Wijzigingen via cao of verplicht gestelde pensioenfondsen
Een werkgever heeft niet altijd de keuze om tot wijziging van de pensioenregeling over te gaan. Een dergelijke wijziging kan ook doorgevoerd worden door toepasselijkheid van een cao of deelname aan een verplicht gesteld pensioenfonds. Wijzigt in die situatie de pensioenregeling, dan wijzigt ook de pensioenregeling voor werkgever en werknemer.
Conclusie
Als een werkgever zelf kan besluiten tot het wijzigen van een pensioenregeling is het voor de werkgever van belang om eerst in kaart te brengen óf sprake is van een eenzijdig wijzigingsbeding of niet. Is hiervan sprake, dan moet bepaald worden of sprake is van een voldoende zwaarwegend belang voor de werkgever. Is geen sprake van een eenzijdig wijzigingsbeding dan moet het uitgangspunt zijn dat de werknemer na een goede voorlichting al dan niet instemt met de wijziging. In beide situaties is voorbereiding en communicatie voor de werkgever erg belangrijk!

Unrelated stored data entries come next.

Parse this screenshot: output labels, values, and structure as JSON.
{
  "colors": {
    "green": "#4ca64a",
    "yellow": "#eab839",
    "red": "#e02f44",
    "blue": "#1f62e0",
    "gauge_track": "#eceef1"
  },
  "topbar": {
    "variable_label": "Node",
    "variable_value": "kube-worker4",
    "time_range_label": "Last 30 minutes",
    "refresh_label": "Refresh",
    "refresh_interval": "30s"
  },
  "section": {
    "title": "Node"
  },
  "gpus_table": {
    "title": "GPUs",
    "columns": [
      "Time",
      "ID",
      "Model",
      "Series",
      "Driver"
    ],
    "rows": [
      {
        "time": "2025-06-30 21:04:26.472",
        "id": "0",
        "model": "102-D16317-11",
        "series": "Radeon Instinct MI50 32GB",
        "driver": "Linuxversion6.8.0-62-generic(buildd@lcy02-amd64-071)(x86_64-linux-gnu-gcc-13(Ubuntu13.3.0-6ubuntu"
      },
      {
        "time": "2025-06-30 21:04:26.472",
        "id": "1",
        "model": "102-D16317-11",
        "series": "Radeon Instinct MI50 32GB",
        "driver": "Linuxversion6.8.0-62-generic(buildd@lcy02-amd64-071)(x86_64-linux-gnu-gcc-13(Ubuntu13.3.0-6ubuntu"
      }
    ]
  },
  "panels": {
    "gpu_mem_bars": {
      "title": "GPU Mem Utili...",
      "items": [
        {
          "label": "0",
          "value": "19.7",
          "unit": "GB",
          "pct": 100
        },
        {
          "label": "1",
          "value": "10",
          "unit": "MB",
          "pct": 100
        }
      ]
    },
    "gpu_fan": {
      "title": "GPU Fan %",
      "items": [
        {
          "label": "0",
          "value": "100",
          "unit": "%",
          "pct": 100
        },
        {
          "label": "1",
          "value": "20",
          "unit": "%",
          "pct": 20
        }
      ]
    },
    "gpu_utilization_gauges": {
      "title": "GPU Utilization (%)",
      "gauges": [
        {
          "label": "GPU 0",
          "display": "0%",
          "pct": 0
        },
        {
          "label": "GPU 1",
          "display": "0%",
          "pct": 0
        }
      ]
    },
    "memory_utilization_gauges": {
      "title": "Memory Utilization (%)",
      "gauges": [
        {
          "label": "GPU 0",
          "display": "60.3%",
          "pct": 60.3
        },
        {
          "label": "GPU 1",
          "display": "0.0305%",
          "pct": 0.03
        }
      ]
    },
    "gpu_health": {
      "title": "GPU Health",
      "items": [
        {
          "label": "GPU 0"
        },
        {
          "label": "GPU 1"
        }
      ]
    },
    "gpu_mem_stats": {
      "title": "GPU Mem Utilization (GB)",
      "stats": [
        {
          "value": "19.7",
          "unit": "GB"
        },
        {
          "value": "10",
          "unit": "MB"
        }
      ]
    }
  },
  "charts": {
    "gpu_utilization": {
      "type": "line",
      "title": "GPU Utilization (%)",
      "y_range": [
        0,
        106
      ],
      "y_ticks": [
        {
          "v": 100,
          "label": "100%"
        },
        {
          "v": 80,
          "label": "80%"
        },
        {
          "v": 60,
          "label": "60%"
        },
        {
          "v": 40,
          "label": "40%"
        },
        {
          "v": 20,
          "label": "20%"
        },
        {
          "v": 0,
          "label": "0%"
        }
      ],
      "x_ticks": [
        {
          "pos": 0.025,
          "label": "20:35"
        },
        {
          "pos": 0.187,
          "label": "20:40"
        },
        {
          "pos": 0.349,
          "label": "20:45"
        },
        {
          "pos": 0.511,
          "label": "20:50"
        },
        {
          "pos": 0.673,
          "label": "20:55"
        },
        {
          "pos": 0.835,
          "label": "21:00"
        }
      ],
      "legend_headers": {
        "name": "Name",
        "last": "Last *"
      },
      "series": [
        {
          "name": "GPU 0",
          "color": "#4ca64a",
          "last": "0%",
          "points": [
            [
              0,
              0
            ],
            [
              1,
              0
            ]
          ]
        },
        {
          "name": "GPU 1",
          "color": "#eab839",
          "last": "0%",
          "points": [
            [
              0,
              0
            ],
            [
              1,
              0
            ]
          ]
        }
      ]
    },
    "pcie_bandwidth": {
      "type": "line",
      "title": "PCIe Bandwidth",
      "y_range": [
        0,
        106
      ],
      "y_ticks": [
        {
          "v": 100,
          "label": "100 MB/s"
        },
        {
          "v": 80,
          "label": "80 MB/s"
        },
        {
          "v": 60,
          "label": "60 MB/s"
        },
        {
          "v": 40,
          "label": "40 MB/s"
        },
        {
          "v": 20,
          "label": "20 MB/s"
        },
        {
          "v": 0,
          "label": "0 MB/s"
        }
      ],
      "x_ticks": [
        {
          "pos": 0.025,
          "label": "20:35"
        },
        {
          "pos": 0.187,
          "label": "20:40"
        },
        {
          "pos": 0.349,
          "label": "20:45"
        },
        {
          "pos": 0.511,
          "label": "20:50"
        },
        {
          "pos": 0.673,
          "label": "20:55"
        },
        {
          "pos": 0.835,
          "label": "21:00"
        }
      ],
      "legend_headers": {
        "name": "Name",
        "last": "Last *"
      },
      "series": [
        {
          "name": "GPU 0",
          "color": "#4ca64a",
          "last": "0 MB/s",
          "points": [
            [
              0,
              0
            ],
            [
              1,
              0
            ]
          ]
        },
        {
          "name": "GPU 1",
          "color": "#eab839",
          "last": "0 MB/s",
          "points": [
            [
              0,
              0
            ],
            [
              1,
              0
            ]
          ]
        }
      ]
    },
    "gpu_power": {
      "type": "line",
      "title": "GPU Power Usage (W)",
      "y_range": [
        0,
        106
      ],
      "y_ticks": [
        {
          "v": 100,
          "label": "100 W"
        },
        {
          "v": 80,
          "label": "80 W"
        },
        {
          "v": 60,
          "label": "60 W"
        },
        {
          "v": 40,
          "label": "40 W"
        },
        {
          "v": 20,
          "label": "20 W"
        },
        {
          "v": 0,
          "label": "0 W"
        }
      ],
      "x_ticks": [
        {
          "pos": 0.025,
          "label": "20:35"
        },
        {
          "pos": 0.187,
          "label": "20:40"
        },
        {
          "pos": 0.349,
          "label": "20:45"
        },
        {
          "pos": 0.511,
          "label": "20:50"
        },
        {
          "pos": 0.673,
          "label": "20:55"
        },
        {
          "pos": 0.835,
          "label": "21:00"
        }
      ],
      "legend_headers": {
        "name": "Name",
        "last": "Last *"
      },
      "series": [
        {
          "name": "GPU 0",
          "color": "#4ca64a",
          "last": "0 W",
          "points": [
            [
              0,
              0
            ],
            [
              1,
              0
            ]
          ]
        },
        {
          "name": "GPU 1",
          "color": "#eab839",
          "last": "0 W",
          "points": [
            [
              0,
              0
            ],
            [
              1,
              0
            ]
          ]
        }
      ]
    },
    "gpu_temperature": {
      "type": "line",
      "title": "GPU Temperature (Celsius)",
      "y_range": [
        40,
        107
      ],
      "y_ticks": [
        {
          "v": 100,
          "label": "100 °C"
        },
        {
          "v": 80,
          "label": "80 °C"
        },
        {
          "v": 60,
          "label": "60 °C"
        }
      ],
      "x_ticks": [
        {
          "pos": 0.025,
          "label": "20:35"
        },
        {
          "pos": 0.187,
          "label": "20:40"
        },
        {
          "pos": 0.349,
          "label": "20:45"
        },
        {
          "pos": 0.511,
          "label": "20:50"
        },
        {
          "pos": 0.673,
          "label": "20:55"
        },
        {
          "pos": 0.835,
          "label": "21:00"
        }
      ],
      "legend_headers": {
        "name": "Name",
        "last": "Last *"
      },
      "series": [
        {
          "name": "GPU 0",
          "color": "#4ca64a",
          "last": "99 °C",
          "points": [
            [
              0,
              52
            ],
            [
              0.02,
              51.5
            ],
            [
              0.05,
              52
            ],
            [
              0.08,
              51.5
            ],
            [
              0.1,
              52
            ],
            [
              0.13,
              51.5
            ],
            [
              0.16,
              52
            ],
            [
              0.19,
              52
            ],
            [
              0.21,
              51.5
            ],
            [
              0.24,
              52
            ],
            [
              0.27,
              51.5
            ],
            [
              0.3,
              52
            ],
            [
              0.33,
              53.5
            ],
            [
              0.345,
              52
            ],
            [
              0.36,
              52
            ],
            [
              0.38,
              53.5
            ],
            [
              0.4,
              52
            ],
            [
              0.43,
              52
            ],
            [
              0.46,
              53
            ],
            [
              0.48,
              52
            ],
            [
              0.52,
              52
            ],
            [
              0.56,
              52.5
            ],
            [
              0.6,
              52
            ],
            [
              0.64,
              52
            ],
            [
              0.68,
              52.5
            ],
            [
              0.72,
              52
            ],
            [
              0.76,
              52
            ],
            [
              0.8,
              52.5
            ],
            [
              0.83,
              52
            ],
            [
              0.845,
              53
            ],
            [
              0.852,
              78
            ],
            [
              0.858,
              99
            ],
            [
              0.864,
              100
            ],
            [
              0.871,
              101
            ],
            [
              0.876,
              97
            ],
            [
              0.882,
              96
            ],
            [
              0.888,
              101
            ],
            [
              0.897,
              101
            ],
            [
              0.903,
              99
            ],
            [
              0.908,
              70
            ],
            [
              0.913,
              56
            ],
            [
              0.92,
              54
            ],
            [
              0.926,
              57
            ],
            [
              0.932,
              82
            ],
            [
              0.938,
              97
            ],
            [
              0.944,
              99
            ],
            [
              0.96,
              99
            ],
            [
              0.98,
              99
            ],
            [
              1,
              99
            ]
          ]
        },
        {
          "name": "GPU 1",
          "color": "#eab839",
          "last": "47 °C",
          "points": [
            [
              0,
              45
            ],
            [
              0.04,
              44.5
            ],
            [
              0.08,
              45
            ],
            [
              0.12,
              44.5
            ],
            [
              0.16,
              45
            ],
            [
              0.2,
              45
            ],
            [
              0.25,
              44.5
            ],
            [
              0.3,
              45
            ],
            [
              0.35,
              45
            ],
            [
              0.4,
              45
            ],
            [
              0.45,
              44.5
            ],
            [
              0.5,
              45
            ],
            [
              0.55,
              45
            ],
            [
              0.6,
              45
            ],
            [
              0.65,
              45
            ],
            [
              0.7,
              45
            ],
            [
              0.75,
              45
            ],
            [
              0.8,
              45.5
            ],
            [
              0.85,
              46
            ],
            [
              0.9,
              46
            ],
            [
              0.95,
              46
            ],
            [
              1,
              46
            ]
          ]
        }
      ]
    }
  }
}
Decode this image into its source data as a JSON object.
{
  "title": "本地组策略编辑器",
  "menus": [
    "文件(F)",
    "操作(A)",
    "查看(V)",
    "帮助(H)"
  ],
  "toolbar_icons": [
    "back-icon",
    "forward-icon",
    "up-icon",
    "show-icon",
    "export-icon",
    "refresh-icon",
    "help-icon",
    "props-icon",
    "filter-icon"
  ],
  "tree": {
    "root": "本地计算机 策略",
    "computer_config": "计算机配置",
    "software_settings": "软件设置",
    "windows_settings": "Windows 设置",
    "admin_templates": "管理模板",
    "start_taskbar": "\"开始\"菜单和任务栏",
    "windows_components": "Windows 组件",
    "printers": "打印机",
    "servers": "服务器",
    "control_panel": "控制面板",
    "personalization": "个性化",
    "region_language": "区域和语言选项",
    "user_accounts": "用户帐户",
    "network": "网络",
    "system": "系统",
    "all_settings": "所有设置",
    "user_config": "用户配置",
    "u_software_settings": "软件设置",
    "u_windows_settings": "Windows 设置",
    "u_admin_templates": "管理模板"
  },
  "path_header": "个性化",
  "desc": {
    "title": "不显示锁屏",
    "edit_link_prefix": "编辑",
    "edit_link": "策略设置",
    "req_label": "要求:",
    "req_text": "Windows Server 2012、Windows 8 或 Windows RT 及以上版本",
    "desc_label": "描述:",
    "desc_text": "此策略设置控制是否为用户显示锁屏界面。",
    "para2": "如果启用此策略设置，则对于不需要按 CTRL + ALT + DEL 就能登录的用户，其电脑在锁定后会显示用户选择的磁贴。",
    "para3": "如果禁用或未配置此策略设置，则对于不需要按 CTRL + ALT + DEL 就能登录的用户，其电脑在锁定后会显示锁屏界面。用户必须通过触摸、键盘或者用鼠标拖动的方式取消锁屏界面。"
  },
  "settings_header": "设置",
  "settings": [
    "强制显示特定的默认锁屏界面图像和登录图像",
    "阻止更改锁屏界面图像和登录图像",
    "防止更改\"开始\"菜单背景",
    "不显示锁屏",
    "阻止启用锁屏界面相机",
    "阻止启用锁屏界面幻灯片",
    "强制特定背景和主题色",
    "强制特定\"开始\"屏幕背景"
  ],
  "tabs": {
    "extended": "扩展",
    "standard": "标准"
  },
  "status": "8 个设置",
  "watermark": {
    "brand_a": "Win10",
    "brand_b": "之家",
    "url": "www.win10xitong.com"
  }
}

DISCLAIMER: dit artikel is gebaseerd op het concept wetsvoorstel Wet toekomst pensioenen dat door de overheid is gepubliceerd op 16 december 2020. De bepalingen uit het concept wetsvoorstel zijn nog geen wetgeving, derhalve kan de uiteindelijke wetgeving afwijken van hetgeen in dit artikel is vermeld.